CLAUDE.md states: "Distinguish verified information from assumptions"

This skill enforces: "Checkpoint 2 requires evidence before proceeding"

Reference Materials

This skill includes reference documentation:

./references/research-foundations.md

Authoritative research backing the verification gate approach:

  • Meta Chain-of-Verification (CoVe) methodology
  • Anthropic Chain-of-Thought best practices
  • System 2 Attention research
  • Academic findings on LLM reasoning failures

Load this reference when:

  • Understanding why verification gates are necessary
  • Justifying verification overhead to users
  • Researching advanced verification techniques
  • Designing new checkpoint patterns

./references/failure-patterns.md

Common failure modes and how verification prevents them:

  • Pattern-matching override scenarios
  • Cognitive dissonance examples
  • Hypothesis-action misalignment cases
  • Real-world verification violations

Load this reference when:

  • Diagnosing why verification failed
  • Identifying subtle misalignments
  • Learning from historical failures
  • Teaching verification concepts

Self-Monitoring

The model must actively monitor for verification violations:

Warning signs:

  • Stating hypothesis then immediately executing without Checkpoint 2
  • Reading files AFTER taking action instead of BEFORE
  • Modifying different files/systems than hypothesis identified
  • Solution appearing reflexively upon seeing error message
  • Not being able to cite specific evidence for hypothesis

When warning signs detected:

⚠ VERIFICATION VIOLATION DETECTED
I attempted to bypass verification checkpoint.
HALTING and returning to Checkpoint [number].

Verification is Not Optional

This skill implements defensive programming for LLM reasoning.
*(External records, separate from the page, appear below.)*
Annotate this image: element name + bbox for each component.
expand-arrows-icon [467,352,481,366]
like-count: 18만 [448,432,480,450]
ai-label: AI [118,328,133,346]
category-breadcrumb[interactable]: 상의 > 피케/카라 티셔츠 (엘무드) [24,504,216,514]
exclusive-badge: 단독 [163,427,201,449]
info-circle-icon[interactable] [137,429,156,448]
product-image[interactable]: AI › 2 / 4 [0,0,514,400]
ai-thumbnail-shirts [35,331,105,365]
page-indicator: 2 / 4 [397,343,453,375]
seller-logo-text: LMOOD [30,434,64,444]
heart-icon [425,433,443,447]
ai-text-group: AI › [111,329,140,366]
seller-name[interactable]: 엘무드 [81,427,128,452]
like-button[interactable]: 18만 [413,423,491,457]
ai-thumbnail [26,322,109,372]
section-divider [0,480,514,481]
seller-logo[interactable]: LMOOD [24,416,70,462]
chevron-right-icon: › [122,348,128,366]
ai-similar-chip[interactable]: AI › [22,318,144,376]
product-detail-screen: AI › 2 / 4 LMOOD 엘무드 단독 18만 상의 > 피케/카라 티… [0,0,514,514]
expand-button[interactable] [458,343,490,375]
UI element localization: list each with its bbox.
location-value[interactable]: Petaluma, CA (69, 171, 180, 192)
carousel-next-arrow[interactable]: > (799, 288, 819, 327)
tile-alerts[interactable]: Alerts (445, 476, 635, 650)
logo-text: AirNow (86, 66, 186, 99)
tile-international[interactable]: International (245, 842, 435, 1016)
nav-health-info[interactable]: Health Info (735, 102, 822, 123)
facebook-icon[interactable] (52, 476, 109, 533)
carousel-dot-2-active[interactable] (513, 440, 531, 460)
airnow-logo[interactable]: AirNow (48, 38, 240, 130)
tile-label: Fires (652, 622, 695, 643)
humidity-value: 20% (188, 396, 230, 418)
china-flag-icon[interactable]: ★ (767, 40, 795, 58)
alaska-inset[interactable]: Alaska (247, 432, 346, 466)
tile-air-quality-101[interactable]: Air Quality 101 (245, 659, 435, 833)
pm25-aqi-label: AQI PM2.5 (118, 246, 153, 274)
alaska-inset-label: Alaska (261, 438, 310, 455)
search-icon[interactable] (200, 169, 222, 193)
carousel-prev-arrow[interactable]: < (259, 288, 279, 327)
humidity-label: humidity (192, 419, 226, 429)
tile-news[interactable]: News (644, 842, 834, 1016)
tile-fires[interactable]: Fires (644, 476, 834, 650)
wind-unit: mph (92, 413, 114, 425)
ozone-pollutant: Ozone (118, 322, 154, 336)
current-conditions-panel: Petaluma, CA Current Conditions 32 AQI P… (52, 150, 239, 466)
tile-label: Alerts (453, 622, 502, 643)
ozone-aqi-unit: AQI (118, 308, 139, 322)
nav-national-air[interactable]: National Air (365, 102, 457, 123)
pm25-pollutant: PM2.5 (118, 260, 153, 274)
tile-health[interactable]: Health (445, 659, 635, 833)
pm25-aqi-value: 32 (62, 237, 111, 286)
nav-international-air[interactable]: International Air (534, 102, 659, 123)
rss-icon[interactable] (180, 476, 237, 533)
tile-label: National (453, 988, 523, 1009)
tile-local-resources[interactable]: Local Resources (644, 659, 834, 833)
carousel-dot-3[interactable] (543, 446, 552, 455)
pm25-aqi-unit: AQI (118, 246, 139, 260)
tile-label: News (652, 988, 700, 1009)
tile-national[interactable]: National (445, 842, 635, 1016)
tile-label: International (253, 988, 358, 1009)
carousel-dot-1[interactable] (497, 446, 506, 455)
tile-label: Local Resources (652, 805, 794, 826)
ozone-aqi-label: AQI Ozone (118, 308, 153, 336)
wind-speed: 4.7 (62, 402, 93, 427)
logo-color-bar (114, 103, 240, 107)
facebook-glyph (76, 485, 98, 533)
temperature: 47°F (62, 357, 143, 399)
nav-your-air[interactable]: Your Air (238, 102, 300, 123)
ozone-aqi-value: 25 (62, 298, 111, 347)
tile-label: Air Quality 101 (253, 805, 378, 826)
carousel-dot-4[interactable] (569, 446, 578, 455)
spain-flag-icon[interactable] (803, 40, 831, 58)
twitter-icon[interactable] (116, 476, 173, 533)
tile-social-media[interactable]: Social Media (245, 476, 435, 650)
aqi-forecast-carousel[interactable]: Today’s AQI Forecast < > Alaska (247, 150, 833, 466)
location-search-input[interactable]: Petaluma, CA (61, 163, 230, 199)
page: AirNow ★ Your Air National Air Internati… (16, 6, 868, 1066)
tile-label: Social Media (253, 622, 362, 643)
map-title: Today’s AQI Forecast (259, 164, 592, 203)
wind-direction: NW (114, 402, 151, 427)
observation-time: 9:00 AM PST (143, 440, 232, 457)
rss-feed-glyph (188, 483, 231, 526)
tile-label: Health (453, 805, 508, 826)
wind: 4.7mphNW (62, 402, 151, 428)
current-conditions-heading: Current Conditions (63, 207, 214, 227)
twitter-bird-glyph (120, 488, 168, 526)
Just as compilers block syntactically invalid code, verification gates block logically misaligned actions.

Key principle: Speed without verification is not efficiency—it's error propagation. Taking time to verify prevents cascading failures, reduces debugging cycles, and builds user confidence.

Overhead justification: 2-3 Read operations (50-100 tokens each) prevent wrong implementations requiring 20+ tool calls to debug and fix (4000+ tokens). Verification is a 5% cost for 95% reliability improvement.